Zeleňáková et al. (2018) in sixteen climatic stations in Eastern Slovakia monthly, seasonal, and annual temperature and precipitation time series trends and change points were analyzed by MK and Sen slope methods. Trends in temperature showed an increasing trend in winter and spring. The majority of precipitations showed an increasing trend. An abrupt change in rainfall in 1985 ( +) and temperatures in 1970 ( +) attracted attention. In the Kale (2020) study, seasonal and annual mean temperature trends were analyzed with the sequential Mann–Kendall method in the Tapi basin. In the annual and winter mean temperature time series, significant uptrends that started in 1974 and 1972 were found. Mphale et al. (2018) applied sequential Mann–Kendall method to analyze the change in annual Tmin and Tmax time series in the Southern Africa Botswana station. As a result, the change of note was generally found in 1982/1983, and it showed that this change was related to the oscillation of El Niño. Although the result of the study largely overlaps with the present study, there is a difference in the years of the trend change. This situation is thought to be caused by the effect of atmospheric oscillations occurring in different regions on precipitation and temperature variables. Although the results of the studies in the literature largely overlap with the analysis presented, there is a difference in the years of trend change. This situation is thought to be caused by the effect of atmospheric oscillations occurring in different regions on precipitation and temperature variables.

4 Conclusion

This study used ITA and sequential Mann–Kendall methods to examine the trend in various meteorological time series in Bursa. The trend of the variables in the low, medium, and high ranges according to the ITA method and the change years according to the sequential Mann–Kendall method were analyzed. The study outputs are valuable in evaluating extreme climate events, ensuring the sustainability of ecosystems, making a flood drought management plan, and taking precautions against climate change. The main results obtained in the study are listed as follows:

  • A significant increasing trend was observed in the mean, minimum, and maximum temperatures in seasonal and annual periods, generally in the 95% confidence interval. The beginning years of significant trends appear in 1995 and 2015. On the other hand, significant increase trends are observed in the average wind speed values, except for the autumn and winter seasons. The beginning years of the trends draw attention as 1946/1955. Statistically significant decreasing trends were observed in average relative humidity values, with the start year of the trend being 1973/1977. Significant decreasing trends were observed at the 95% confidence interval in the summer and annual periods in maximum precipitation values. Significant decreasing trends occurred in the sum sunshine duration values in all time periods in the 95% confidence interval of the trend starting the year 1985/1995.
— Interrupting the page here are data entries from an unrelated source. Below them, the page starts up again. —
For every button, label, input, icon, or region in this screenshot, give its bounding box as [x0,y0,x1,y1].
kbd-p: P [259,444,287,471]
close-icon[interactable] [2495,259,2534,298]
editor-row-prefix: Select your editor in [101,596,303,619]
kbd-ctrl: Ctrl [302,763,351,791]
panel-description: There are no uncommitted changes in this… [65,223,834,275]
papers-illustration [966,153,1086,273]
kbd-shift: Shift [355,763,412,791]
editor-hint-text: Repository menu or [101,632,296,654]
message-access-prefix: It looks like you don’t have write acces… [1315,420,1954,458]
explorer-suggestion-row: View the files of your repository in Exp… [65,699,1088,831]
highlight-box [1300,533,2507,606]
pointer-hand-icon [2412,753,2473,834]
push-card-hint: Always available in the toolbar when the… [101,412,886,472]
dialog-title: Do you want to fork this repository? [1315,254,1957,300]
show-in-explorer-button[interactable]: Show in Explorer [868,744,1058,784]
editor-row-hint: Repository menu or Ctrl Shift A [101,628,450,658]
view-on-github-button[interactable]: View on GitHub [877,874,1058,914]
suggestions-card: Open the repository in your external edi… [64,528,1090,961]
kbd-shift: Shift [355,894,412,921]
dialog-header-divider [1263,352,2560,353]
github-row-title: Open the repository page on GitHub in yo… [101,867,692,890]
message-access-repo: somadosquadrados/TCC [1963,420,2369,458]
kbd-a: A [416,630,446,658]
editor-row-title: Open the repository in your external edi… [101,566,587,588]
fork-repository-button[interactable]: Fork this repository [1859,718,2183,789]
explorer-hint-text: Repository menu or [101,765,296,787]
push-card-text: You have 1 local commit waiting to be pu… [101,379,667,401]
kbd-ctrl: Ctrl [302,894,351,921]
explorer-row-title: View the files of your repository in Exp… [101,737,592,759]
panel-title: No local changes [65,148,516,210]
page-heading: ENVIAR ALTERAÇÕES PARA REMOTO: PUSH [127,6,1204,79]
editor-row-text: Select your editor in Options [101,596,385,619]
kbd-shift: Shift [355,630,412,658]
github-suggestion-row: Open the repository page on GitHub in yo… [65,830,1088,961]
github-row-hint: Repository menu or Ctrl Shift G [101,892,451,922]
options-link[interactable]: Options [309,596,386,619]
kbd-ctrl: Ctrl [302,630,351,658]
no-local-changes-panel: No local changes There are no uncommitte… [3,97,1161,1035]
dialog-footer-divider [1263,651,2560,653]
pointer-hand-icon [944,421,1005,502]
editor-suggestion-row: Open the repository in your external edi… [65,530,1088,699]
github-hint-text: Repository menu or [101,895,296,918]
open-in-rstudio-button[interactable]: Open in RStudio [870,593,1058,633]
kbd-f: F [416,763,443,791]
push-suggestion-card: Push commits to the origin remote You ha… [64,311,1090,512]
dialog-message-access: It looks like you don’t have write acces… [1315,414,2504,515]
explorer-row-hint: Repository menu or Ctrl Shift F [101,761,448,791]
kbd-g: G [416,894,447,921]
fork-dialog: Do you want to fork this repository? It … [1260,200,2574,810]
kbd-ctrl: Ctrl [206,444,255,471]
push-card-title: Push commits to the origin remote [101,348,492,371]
  • Similar trends are generally observed when the sequential Mann–Kendall method and ITA graphs are analyzed.

  • The ITA method can easily detect hidden sub-trends thanks to its ability to present important trends graphically. Thanks to this feature, it is more effective than the sequential Mann–Kendall method. However, the sequential Mann–Kendall method is more useful in showing the year of change in trend.

  • SNHT and Pettitt tests showed very similar results in determining the year of change in meteorological variables.
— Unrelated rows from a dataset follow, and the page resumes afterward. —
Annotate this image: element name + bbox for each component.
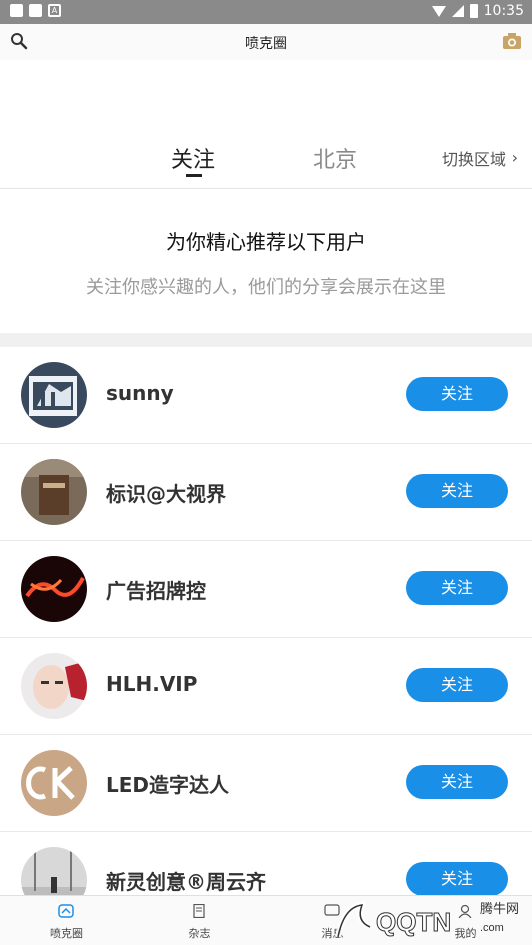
app-bar: 喷克圈 (0, 24, 532, 60)
notification-icons: A (10, 4, 61, 17)
circle-icon (58, 904, 74, 918)
svg-text:腾牛网: 腾牛网 (480, 901, 519, 917)
avatar[interactable] (21, 362, 87, 428)
svg-text:QQTN: QQTN (376, 907, 451, 937)
user-name[interactable]: 新灵创意®周云齐 (106, 866, 266, 895)
notification-icon (29, 4, 42, 17)
user-name[interactable]: 广告招牌控 (106, 575, 206, 604)
watermark-logo: QQTN 腾牛网 .com (335, 901, 519, 938)
list-item[interactable]: sunny 关注 (0, 347, 532, 444)
nav-label: 喷克圈 (50, 927, 83, 940)
chevron-right-icon: › (511, 148, 518, 167)
follow-button[interactable]: 关注 (406, 474, 508, 508)
avatar[interactable] (21, 459, 87, 525)
user-list: sunny 关注 标识@大视界 关注 广告招牌控 关注 HLH.VIP 关注 L… (0, 347, 532, 929)
notification-icon (10, 4, 23, 17)
page-title: 喷克圈 (245, 36, 287, 52)
follow-button[interactable]: 关注 (406, 668, 508, 702)
section-divider (0, 333, 532, 347)
avatar[interactable] (21, 653, 87, 719)
notification-icon: A (48, 4, 61, 17)
svg-text:.com: .com (480, 922, 504, 934)
wifi-icon (431, 5, 446, 17)
follow-button[interactable]: 关注 (406, 571, 508, 605)
switch-region-button[interactable]: 切换区域 (442, 146, 506, 170)
clock: 10:35 (483, 3, 524, 19)
battery-icon (469, 4, 478, 18)
recommend-subtitle: 关注你感兴趣的人，他们的分享会展示在这里 (86, 277, 446, 298)
tab-follow[interactable]: 关注 (171, 142, 215, 174)
user-name[interactable]: LED造字达人 (106, 769, 229, 798)
system-icons: 10:35 (431, 3, 524, 19)
follow-button[interactable]: 关注 (406, 377, 508, 411)
user-name[interactable]: 标识@大视界 (106, 478, 226, 507)
user-name[interactable]: HLH.VIP (106, 672, 197, 696)
list-item[interactable]: 广告招牌控 关注 (0, 541, 532, 638)
nav-item-magazine[interactable]: 杂志 (133, 896, 266, 945)
tab-active-indicator (186, 174, 202, 177)
avatar[interactable] (21, 556, 87, 622)
signal-icon (451, 5, 464, 17)
nav-label: 杂志 (188, 927, 211, 940)
status-bar: A 10:35 (0, 0, 532, 24)
tab-beijing[interactable]: 北京 (313, 142, 357, 174)
list-item[interactable]: HLH.VIP 关注 (0, 638, 532, 735)
feed-tabs: 关注 北京 切换区域 › (0, 60, 532, 189)
nav-item-circle[interactable]: 喷克圈 (0, 896, 133, 945)
avatar[interactable] (21, 750, 87, 816)
list-item[interactable]: 标识@大视界 关注 (0, 444, 532, 541)
user-name[interactable]: sunny (106, 381, 174, 405)
follow-button[interactable]: 关注 (406, 765, 508, 799)
recommend-section: 为你精心推荐以下用户 关注你感兴趣的人，他们的分享会展示在这里 (0, 189, 532, 333)
magazine-icon (193, 904, 205, 918)
recommend-heading: 为你精心推荐以下用户 (166, 230, 366, 254)
list-item[interactable]: LED造字达人 关注 (0, 735, 532, 832)
camera-icon[interactable] (502, 32, 522, 50)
  • The SNHT and Pettitt statistical tests, which are used based on the homogeneity test, showed a slight similarity with the sequential Mann–Kendall test while determining the year of change.
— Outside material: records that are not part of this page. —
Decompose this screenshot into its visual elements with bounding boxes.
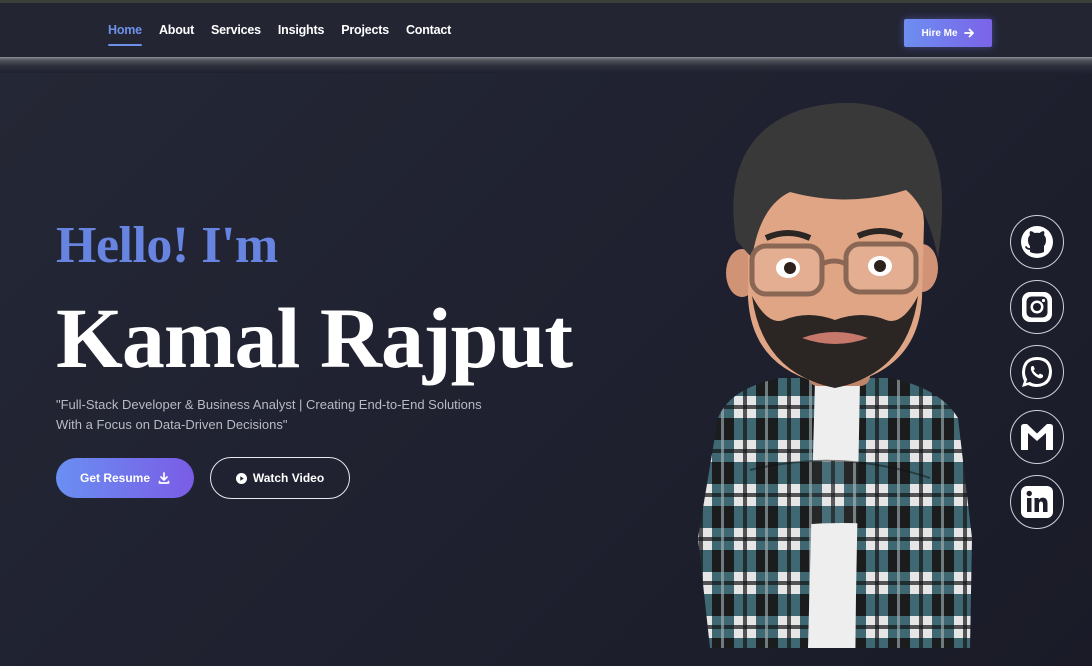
instagram-link[interactable]	[1010, 280, 1064, 334]
github-icon	[1021, 226, 1053, 258]
gmail-icon	[1021, 424, 1053, 450]
linkedin-link[interactable]	[1010, 475, 1064, 529]
arrow-right-icon	[963, 28, 974, 38]
social-links	[1010, 215, 1064, 529]
tagline-line-2: With a Focus on Data-Driven Decisions"	[56, 417, 288, 432]
tagline-line-1: "Full-Stack Developer & Business Analyst…	[56, 397, 482, 412]
shirt	[698, 378, 972, 648]
hero-name: Kamal Rajput	[56, 290, 573, 386]
avatar-illustration	[698, 102, 972, 648]
hire-me-button[interactable]: Hire Me	[904, 19, 992, 47]
linkedin-icon	[1021, 486, 1053, 518]
gmail-link[interactable]	[1010, 410, 1064, 464]
whatsapp-icon	[1022, 357, 1052, 387]
hire-me-label: Hire Me	[921, 27, 958, 39]
navbar-shadow	[0, 57, 1092, 73]
navbar: Home About Services Insights Projects Co…	[0, 3, 1092, 57]
get-resume-button[interactable]: Get Resume	[56, 458, 194, 498]
watch-video-label: Watch Video	[252, 471, 325, 485]
get-resume-label: Get Resume	[79, 471, 151, 485]
hero-tagline: "Full-Stack Developer & Business Analyst…	[56, 395, 506, 435]
nav-link-contact[interactable]: Contact	[406, 23, 451, 46]
play-circle-icon	[235, 472, 247, 484]
watch-video-button[interactable]: Watch Video	[210, 457, 350, 499]
whatsapp-link[interactable]	[1010, 345, 1064, 399]
hero-greeting: Hello! I'm	[56, 217, 278, 274]
nav-link-about[interactable]: About	[159, 23, 194, 46]
instagram-icon	[1022, 292, 1052, 322]
download-icon	[158, 472, 170, 484]
nav-link-insights[interactable]: Insights	[278, 23, 325, 46]
nav-link-home[interactable]: Home	[108, 23, 142, 46]
nav-links: Home About Services Insights Projects Co…	[108, 23, 451, 46]
nav-link-services[interactable]: Services	[211, 23, 261, 46]
github-link[interactable]	[1010, 215, 1064, 269]
nav-link-projects[interactable]: Projects	[341, 23, 389, 46]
  • Significant progress will be achieved in revealing meteorological data trends in the region, managing water resources in the region, increasing agricultural productivity, and constructing of water structures.

  • For future studies, it will be useful to compare the trends in meteorological variables with different trend methods and to correlate the changes in the trend with atmospheric oscillations. In addition, to better understand meteorological variables trends, it is possible to analyze the trend in more detail by separating it into components with signal decomposition processes such as wavelet transform and imperial mode decomposition.